Molly drehte sich wieder zu ihm um, während sie in einen großen Topf voll Suppe rührte.
„Die Sitzung hat länger gedauert als es irgendjemand erwartet hatte. Also gibt es heute spätes Essen."
Eine Ordenssitzung. Harry ahnte worum sie sich zumindest zum Teil gedreht hatte. Ihn. Am morgigen Tag würde er volljährig werden und im September sein letztes Schuljahr antreten. Man erwartete also, dass er dem Bösen im Laufe des Jahres oder nach seinem Abschluss den Gar ausmachte.
Ziemlich unzufrieden mit sich und der Welt ließ er sich auf einen Küchenstuhl fallen. Kaum saß er, kamen Hermione und Ron zur Tür hineingestürmt. Wie jedes Jahr fand Harry seine Sicht von einer braunen Wolke aus Haar versperrt.
„Geht es dir gut? Du hast nicht geantwortet. Wir dachten es sei etwas passiert. Wie waren die Ferien bisher? Und es tut mir so leid, wir hätten dir gern so viel früher geschrieben."

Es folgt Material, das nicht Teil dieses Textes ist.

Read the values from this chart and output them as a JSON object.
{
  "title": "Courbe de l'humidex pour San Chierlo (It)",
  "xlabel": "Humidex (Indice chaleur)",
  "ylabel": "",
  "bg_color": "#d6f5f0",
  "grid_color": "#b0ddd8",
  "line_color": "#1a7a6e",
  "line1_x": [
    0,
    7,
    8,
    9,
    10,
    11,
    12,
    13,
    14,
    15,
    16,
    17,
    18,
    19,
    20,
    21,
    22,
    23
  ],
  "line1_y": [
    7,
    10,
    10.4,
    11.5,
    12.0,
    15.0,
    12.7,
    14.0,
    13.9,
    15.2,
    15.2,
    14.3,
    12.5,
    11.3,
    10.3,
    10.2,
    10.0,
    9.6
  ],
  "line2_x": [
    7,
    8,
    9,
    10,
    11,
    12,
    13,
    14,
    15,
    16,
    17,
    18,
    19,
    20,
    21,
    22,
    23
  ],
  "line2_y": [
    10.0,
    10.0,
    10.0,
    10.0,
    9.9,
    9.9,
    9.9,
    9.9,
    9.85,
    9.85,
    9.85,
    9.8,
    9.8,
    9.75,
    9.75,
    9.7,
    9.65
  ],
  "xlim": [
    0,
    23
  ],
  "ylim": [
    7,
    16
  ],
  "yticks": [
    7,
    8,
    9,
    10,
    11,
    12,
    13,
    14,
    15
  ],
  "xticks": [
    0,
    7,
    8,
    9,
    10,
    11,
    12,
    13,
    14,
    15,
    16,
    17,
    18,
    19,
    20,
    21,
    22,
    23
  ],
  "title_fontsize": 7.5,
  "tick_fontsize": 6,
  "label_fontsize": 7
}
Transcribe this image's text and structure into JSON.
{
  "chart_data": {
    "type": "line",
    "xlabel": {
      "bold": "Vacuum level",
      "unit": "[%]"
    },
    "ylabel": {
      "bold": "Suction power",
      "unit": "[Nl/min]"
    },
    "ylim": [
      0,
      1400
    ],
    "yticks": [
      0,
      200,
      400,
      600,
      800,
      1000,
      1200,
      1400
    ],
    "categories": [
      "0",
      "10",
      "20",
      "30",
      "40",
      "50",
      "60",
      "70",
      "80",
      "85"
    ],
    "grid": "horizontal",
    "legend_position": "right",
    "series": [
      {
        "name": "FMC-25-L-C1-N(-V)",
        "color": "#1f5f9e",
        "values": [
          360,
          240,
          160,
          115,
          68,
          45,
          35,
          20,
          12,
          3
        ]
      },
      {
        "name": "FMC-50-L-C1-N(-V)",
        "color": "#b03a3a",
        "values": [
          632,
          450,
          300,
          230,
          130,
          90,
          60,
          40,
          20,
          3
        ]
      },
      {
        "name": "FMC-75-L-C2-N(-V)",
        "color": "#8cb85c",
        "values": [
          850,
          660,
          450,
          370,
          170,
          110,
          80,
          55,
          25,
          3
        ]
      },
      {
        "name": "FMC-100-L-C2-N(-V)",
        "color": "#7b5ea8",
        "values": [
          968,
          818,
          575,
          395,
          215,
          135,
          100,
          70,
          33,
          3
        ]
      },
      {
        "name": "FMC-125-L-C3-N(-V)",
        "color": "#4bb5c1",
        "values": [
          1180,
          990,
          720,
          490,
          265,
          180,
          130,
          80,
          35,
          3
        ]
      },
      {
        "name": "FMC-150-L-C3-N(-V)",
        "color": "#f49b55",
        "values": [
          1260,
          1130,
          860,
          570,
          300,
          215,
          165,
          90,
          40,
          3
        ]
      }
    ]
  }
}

„Hermione, es geht mir gut, es tut mir leid, dass ich nicht geschrieben habe und es ist nicht so schlimm."
„Wirklich?"
„Wirklich, wirklich."
Seine beste Freundin ging ein Stück zur Seite um Ron platz zu machen. Der Harry einfach nur eine Hand auf die Schulter schlug und ihn angrinste.
„Man Alter, sie hat mich wahnsinnig gemacht."

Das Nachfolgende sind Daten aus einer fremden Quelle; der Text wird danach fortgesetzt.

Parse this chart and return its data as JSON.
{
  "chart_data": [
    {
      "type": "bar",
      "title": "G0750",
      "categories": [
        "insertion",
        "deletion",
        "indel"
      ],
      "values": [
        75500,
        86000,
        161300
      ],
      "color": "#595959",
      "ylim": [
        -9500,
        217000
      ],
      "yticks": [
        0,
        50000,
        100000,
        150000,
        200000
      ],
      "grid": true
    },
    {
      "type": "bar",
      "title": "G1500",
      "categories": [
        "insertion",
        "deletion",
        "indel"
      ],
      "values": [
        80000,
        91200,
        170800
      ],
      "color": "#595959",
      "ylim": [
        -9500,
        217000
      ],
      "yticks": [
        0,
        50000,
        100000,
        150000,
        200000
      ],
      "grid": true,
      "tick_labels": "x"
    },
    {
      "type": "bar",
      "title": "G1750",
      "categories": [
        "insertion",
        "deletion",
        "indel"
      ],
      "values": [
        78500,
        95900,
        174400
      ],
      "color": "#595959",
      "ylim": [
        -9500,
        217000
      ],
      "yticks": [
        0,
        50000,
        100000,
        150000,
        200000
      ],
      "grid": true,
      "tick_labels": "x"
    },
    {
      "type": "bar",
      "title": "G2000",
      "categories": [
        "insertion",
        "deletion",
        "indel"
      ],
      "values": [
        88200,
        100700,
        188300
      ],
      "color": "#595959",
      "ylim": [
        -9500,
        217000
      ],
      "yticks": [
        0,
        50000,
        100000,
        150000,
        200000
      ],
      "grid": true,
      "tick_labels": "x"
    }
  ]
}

Das konnte sich Harry sehr gut vorstellen. Hermione machte sich immer um alles und jeden sorgen. Manchmal berechtigt, manchmal nicht.
Das Essen verlief laut. Nachdem jeder mit einem, es geht mir gut ehrlich, abgespeist wurde, fingen jeder sein Gespräch an. Remus war geblieben, genauso wie Kingsley und Tonks. Harry vermutete, dass beide zu seiner Sicherheit hier waren. Musste man ihn eigentlich immer wie ein rohes Ei behandeln. Dumbledore, McGonagall und einige andere Mitglieder waren direkt nach dem Treffen verschwunden. Harry war nicht böse drum. Mit Dumbledore war er seit Sirius Tod auf schlechtem Fuß und die meisten der anderen kannte er nicht wirklich.

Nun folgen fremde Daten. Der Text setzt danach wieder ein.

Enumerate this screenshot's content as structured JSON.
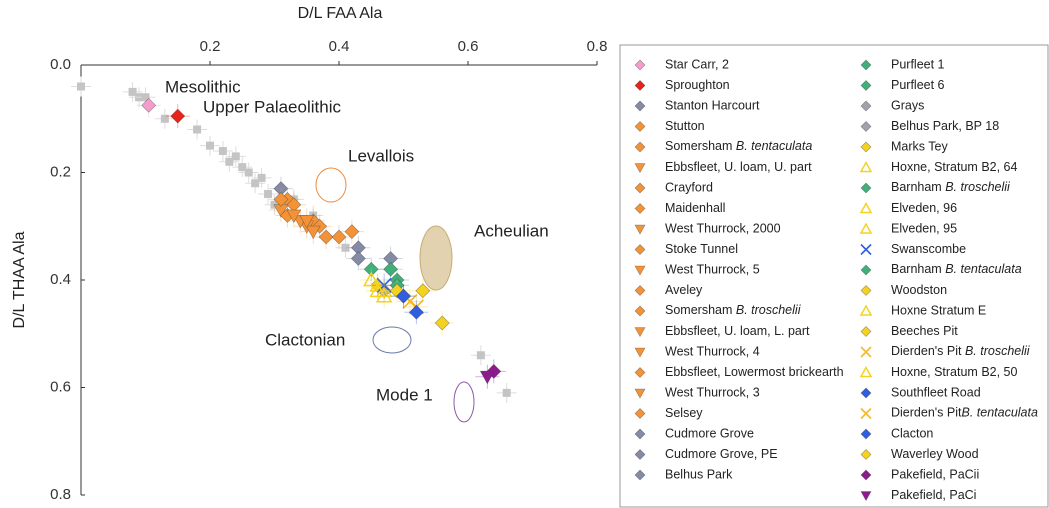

„Junge iss.", meinte Molly sicher zum hundertsten Mal und Harry fragte sich wen sie meinte. Remus oder ihn, „Ihr esst beide wie die Mäuse."
Mäuse. Er konnte seine drei kleinen Freunde wohl für eine ganze Weile nicht mehr aus ihrer Schachtel lassen. Arme Kerlchen.
Ron und seine Familie hatten, nachdem der Fuchsbau abgebrannt war in der ersten Ferienwoche hier ihr momentanes Zuhause gefunden. Und unter Molly Weasleys strenger Hand hatten sie das Haus endgültig auf Vordermann gebracht. Fred und George hatten sich wie es heraus zu hören war scheinbar gekonnt vor der Arbeit gedrückt, in dem sie sich mit ihrem Job etwas mehr als nötig beschäftigten. Sehr zu Rons und Ginnys Missfallen. Wieso Charlie hier war, hatte Harry noch nicht heraus bekommen. Ron war scheinbar genauso Ahnungslos. Hatte wohl aber was mit Drachen und Voldemort zu tun. Was sonst.
Hermione war mit ihren Eltern verreist und hatte dort, das ein oder andere Buch über alte Zaubersprüche aufgegriffen. Ron hatte darauf die Augen verdreht. Hermione und Bücher, was sollte man dazu noch sagen. Außer vielleicht, typisch.
Der Abend war dann recht schnell zu Ende. Als alle fertig waren, schickte Molly alle ins Bett. Remus behandelte sie dabei genauso wie Ron, Harry und Charlie.
„Das macht sie schon den ganzen Sommer über. Wenn ich nicht aufpasse kann ich aus Lupin Weasley machen und mir wachsen rote anstatt graue Haare."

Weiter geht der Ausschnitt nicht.